Of Meat and Art
There’s a fair amount of fine art around meat and slaughter. Most famous might be the paintings of Francis Bacon – several friends guessed that the image Harper’s magazine used to illustrate my cover story was by him. (In fact, those hanging sides of beef are the work of Russian-born Alex Kanevsky.) I’ve never forgotten a scene in James Salter’s A Sport and a Pastime where the characters, out drinking at night, happen upon an open-air abattoir in les Halles: “It’s like coming upon a factory in the darkness. The overhead lights are blazing. The smell of carnage is everywhere, the very metal reeks with an odor denser than flowers.” Lately I’ve been reading The Cow, a collection of violent, visceral poetry by Ariana Reines; among the texts incorporated into her verse are passages from The Merck Veterinary Manual.
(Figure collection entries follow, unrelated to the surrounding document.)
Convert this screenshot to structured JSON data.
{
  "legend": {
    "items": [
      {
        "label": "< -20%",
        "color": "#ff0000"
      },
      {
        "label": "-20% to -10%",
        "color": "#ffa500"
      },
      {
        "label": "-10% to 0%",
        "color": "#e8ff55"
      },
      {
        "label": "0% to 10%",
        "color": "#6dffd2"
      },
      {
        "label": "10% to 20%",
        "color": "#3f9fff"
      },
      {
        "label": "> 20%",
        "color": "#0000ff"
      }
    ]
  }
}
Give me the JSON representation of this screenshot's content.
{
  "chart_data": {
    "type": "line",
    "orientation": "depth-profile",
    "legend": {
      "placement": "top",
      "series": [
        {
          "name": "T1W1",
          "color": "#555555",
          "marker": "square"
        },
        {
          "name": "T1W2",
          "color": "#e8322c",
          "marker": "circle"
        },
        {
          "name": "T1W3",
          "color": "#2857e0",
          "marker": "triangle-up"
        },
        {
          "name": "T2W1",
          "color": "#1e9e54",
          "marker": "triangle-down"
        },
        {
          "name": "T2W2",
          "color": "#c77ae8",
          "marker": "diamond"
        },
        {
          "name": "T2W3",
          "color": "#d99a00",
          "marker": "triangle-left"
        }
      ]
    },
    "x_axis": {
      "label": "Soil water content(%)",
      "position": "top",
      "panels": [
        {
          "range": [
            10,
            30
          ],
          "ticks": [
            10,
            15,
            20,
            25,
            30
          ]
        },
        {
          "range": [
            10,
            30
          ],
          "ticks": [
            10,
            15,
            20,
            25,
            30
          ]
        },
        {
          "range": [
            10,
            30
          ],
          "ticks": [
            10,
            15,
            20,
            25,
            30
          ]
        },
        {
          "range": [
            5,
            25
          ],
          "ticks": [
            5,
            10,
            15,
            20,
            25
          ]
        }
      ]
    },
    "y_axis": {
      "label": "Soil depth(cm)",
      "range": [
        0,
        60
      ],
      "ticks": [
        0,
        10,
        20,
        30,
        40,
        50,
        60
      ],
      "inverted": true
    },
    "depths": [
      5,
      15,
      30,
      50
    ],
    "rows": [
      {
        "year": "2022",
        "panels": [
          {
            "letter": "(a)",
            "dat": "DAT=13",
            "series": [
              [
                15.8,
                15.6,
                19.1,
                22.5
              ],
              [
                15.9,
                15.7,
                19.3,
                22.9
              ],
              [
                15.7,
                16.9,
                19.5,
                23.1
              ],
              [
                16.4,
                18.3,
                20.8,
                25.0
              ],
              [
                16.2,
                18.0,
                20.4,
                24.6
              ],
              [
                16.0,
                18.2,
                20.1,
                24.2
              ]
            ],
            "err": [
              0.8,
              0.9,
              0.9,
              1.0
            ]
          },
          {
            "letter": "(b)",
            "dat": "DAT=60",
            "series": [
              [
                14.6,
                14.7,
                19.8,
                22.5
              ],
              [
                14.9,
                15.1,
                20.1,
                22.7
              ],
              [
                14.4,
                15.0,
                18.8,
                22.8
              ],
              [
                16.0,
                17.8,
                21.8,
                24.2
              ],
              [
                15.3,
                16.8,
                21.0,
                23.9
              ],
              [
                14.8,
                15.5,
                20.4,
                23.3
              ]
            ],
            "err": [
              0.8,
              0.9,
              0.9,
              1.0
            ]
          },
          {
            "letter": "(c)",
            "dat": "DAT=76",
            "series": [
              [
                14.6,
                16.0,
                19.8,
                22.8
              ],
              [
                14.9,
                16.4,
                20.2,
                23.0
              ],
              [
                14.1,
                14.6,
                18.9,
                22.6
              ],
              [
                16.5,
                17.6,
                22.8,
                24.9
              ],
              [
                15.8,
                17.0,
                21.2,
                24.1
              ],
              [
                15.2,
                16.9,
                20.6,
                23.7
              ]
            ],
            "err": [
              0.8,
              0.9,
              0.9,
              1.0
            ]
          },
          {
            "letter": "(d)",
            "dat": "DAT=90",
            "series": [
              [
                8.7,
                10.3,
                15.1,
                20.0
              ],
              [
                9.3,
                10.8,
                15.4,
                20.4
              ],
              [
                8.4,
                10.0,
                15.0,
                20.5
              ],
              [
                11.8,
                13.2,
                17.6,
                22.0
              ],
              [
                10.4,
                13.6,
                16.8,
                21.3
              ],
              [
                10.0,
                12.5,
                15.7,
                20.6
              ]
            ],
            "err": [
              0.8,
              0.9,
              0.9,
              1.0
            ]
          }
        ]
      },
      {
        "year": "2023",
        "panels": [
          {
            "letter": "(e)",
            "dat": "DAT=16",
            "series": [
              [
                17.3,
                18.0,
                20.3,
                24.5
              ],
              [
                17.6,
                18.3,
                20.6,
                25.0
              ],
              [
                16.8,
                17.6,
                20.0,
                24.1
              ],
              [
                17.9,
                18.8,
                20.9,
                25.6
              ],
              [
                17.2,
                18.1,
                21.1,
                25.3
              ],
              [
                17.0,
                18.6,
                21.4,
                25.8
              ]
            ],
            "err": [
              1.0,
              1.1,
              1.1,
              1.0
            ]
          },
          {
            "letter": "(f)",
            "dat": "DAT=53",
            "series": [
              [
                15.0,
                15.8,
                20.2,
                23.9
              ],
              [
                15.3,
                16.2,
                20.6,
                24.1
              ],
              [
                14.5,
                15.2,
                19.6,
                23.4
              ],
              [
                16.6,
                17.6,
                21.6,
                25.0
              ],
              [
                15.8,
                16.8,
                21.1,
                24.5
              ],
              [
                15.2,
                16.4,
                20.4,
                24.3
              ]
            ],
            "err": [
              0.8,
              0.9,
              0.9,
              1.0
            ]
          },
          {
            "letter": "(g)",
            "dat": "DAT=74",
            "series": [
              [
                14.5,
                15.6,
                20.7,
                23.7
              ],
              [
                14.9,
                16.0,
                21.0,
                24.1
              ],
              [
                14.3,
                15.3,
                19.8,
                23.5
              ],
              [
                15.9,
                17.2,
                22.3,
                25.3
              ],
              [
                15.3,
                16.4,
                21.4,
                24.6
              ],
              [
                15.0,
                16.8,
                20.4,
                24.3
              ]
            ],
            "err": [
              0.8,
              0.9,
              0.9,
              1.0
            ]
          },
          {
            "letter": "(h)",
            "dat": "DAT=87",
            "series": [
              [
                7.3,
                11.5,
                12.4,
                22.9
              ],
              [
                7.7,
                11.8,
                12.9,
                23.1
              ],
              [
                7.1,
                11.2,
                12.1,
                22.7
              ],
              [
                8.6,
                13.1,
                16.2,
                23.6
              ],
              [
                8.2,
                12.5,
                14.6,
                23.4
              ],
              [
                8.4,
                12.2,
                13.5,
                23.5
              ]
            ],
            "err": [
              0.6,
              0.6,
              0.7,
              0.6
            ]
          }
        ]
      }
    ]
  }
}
Last month Tak Cheung, an artist in NYU’s edgy Interactive Telecommunications Program, emailed to if I’d be willing to help out with his thesis project. My job would be to eat a special meal he would serve me, in a Brooklyn warehouse, while being videotaped. At first I didn’t respond — it was an odd-sounding request, I didn’t know him, and I was busy, as usual. But he persisted: he had read my article, and (though he declined to say why) I was his perfect diner. I called him. We talked. There would be two diners served, at successive sittings. Australian art curator Amanda McDonald Crowley would go first. The food, prepared by two young Brooklyn chefs, would be delicious, he promised. But he wouldn’t tell me what it would be. He also intimated that how the food would be served was significant–but again, part of the project was that I couldn’t know details in advance.
I said okay. I will ruin just enough of the surprise to tell you that dessert was chicken ice cream, served inside a “sculpted chicken head made of white chocolate.” Several ingenious creations preceded that, and the whole event (which you can watch below) is a thoughtful commentary on poultry production.